No contemporary document mentions a wife or children for Giselbert. His successor was Ebles I Count of Roucy. It was long thought Ebles I was the son of Giselbert and, to explain the appearance of the Ebles name in the house of Roucy, a daughter of the Duke of Aquitaine, William III "Towhead", from the house of Poitiers.

According to this hypothesis, and knowing the names of the brothers and sister of Ebles I, Giselbert and this princess of Aquitaine would be the parents of:
1. Ebles I of Roucy († May 11, 1033 ), Count of Roucy and Archbishop of Rheims ( 1021 -1033).
2. Eudes (Odo) Roucy, called "the Strong" († August 27 after 1021), lord of Rumigny.
3. Liétaud (also Letard or Letald) de Roucy, Lord of Marle. Liétaud's daughter Adèle de Marle married first Aubry, Viscount of Coucy, and second the scandalous Crusader Enguerrand I, Lord of Coucy, with whom they had issue.
4. Yvette (possibly either Judith or Doda) de Roucy who married Manasses II or Manasses III of Rethel.

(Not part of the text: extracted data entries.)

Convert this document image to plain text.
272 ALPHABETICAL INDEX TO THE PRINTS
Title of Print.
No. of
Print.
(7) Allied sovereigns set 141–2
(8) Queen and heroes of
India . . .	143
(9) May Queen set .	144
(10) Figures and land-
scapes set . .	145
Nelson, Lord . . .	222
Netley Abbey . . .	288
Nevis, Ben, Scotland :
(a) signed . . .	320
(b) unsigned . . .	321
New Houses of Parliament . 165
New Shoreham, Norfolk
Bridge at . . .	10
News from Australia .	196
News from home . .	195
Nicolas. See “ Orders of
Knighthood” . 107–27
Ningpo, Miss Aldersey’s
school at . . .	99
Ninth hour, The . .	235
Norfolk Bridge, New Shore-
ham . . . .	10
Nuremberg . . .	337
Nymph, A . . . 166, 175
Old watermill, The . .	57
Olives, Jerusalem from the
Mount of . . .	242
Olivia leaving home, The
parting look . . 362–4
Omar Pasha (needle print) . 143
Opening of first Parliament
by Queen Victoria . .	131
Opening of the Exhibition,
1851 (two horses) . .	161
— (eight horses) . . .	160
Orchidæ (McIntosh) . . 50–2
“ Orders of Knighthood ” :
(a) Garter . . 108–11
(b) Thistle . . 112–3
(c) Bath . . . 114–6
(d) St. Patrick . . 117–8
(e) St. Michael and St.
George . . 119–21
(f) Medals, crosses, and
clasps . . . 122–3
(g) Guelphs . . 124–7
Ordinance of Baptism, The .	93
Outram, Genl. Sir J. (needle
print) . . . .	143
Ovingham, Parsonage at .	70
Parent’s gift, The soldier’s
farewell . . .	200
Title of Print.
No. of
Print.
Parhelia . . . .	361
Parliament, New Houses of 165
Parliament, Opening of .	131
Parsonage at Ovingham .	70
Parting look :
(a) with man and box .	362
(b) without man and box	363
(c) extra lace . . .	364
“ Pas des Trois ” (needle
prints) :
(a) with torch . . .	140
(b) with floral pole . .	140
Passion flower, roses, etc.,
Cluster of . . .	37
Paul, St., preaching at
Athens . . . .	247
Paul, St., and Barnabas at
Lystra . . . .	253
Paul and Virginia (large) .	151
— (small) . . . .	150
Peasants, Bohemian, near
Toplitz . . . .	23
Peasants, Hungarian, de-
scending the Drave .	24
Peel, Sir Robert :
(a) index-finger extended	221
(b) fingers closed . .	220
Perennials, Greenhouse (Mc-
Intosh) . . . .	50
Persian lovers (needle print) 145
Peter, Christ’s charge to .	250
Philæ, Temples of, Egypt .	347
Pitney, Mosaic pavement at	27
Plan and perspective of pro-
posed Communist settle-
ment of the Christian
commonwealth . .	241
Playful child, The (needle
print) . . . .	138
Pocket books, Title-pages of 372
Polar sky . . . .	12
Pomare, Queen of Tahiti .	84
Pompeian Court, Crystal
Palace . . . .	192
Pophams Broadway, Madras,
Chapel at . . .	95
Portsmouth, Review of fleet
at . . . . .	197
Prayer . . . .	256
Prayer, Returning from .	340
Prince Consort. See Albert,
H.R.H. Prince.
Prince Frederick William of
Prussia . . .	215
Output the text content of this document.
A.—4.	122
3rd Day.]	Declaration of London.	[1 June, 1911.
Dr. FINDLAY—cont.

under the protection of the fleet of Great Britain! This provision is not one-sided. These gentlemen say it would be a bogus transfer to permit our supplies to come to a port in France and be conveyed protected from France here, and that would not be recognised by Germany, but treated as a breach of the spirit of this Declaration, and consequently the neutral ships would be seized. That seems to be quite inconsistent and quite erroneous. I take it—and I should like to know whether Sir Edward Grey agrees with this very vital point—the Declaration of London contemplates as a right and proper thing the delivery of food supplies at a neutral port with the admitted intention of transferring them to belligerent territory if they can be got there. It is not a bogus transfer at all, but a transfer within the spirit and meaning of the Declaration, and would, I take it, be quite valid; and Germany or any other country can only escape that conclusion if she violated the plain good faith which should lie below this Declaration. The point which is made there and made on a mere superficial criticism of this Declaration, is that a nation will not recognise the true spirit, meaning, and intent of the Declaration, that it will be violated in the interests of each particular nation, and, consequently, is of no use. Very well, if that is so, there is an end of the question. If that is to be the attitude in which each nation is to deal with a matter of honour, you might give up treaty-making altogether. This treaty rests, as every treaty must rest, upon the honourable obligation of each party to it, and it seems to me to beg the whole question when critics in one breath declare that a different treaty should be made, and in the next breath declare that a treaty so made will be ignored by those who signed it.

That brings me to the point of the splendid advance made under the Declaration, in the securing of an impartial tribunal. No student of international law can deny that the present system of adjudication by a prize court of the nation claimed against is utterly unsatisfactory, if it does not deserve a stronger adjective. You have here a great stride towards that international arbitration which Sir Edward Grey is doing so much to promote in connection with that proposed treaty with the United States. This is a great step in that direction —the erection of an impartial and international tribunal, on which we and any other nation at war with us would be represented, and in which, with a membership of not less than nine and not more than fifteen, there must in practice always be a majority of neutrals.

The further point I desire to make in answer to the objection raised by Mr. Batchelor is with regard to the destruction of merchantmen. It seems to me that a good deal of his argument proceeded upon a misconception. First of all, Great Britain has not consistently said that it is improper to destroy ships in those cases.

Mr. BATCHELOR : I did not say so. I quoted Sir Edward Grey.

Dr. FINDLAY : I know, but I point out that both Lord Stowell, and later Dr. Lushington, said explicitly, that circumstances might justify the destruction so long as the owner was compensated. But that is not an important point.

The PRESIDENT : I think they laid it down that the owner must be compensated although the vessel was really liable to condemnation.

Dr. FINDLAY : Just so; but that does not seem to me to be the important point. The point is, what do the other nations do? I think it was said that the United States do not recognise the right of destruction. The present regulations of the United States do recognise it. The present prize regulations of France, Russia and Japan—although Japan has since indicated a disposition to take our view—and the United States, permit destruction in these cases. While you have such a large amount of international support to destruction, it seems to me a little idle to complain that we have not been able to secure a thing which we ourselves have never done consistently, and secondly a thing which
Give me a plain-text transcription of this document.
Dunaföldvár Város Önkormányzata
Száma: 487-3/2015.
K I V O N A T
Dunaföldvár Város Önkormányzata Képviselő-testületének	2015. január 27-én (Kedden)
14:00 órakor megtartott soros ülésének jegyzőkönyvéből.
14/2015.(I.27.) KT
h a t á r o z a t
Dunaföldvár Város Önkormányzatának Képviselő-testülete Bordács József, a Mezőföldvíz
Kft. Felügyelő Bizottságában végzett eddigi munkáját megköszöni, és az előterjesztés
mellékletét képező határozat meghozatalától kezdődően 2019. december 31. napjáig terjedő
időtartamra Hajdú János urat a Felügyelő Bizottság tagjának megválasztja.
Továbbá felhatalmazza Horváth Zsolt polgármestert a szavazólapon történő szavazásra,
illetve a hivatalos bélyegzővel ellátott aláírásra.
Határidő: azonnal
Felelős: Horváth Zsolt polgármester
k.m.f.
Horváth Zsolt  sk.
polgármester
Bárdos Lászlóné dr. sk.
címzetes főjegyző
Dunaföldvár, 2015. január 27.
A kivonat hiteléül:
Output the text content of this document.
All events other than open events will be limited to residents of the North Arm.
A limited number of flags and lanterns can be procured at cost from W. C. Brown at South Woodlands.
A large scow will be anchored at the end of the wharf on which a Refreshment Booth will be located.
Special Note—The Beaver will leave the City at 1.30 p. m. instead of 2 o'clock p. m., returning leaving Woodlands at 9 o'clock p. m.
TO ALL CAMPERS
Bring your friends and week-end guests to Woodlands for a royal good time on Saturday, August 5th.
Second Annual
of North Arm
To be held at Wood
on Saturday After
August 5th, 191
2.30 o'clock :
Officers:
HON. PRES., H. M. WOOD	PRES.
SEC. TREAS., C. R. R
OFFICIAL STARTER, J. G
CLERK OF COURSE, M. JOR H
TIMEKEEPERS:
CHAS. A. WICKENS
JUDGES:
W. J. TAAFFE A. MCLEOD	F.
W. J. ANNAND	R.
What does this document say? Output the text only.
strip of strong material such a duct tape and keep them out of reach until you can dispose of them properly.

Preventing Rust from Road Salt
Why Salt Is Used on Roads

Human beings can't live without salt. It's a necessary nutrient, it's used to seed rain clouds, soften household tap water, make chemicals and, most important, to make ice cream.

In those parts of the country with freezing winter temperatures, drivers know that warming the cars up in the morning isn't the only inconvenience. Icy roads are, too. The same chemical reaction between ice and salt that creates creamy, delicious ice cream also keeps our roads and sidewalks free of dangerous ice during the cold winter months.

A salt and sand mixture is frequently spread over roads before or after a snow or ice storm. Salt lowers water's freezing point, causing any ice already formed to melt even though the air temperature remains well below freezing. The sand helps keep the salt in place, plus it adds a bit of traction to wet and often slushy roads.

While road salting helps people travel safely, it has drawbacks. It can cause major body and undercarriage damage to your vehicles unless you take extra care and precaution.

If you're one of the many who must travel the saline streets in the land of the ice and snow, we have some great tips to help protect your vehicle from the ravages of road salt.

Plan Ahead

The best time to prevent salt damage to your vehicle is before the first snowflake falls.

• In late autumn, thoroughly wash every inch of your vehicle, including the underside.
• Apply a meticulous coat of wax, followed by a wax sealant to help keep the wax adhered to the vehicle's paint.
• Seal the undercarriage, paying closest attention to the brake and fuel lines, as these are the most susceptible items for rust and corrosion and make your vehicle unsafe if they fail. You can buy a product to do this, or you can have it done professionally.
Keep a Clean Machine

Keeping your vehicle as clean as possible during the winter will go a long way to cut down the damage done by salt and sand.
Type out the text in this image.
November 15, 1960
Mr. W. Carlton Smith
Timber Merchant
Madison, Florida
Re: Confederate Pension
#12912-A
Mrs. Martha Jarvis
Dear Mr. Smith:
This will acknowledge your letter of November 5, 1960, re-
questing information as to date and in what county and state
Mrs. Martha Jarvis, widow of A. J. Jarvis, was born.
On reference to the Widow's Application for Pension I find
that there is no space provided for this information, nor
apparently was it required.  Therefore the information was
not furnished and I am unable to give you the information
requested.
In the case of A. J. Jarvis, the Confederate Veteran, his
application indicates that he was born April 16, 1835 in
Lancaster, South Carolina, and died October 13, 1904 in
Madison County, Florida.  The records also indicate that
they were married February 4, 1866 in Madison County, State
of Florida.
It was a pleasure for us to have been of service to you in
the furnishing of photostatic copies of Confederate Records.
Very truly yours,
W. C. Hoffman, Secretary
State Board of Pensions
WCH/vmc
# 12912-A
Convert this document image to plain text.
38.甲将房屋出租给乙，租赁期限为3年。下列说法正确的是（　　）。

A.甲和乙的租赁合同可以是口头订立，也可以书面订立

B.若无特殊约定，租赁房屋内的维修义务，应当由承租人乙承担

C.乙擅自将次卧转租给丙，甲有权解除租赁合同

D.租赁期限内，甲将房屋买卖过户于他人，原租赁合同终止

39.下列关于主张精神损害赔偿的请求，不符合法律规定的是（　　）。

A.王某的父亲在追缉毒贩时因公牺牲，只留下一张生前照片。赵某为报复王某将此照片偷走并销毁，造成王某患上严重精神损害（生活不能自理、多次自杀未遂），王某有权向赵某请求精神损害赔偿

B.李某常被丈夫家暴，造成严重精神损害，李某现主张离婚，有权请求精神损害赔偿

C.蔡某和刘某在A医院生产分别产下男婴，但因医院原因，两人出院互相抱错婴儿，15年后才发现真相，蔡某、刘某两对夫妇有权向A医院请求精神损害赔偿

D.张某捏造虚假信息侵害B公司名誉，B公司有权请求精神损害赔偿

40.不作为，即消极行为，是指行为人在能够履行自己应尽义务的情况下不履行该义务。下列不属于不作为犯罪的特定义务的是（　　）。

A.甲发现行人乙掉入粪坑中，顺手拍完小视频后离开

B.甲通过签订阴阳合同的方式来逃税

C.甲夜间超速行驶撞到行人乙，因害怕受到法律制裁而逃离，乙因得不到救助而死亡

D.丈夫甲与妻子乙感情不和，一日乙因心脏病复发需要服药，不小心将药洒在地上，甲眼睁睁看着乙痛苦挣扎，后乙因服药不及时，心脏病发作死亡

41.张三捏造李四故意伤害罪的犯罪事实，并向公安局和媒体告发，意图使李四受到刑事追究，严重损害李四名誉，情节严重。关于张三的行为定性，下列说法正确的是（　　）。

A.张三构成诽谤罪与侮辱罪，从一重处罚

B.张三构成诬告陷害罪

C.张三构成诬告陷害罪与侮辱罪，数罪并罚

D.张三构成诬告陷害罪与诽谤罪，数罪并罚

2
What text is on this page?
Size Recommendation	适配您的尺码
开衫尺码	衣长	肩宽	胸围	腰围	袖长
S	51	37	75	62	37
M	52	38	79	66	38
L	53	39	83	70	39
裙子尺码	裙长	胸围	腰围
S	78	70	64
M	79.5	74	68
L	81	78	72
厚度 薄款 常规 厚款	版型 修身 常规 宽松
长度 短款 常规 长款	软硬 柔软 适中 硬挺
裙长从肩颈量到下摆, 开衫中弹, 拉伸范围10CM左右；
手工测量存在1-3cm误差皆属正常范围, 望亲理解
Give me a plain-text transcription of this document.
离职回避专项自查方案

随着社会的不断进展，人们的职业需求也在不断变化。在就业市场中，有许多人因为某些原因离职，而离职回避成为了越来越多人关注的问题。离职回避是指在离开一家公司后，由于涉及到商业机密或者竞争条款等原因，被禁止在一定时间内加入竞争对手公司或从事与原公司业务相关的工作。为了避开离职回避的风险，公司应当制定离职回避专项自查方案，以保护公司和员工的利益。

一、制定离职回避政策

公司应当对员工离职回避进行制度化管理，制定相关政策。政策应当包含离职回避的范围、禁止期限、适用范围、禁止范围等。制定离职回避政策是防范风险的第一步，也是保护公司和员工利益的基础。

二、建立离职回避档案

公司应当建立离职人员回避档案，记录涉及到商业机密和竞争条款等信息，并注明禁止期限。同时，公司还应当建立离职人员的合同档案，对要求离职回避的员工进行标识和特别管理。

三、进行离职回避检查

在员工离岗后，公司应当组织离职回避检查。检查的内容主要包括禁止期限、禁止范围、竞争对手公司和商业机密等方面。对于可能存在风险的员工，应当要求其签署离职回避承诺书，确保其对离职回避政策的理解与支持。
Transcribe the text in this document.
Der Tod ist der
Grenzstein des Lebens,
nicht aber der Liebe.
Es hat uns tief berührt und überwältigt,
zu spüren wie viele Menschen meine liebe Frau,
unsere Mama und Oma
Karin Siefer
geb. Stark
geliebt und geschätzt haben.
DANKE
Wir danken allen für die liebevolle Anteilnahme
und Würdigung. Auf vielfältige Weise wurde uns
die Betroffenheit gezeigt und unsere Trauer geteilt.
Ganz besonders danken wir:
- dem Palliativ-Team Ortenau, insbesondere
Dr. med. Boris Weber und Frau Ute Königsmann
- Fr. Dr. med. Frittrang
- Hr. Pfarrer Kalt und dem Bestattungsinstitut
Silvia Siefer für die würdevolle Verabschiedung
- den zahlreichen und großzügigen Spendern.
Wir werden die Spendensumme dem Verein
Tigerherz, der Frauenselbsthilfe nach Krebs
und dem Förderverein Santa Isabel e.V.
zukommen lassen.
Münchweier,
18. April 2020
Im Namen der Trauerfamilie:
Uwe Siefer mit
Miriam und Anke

However, a recent study by Jean-Noël Mathieu, based on onomastic data (the first names of Eudes and Lietaud are unexplained by the conventional theory) and patrimony (the lands of Rumigny and Marle, previously owned by the Counts of Blois) proposed a new explanation: that Ebles I of Roucy was the son of Ebles I of Poitiers, (himself the son of William IV of Poitiers and Emma de Blois) and a daughter of Aubry II, Count of Macon, and Ermentrude of Roucy, Giselbert of Roucy's sister. This novel theory is better described on the article about Ebles I.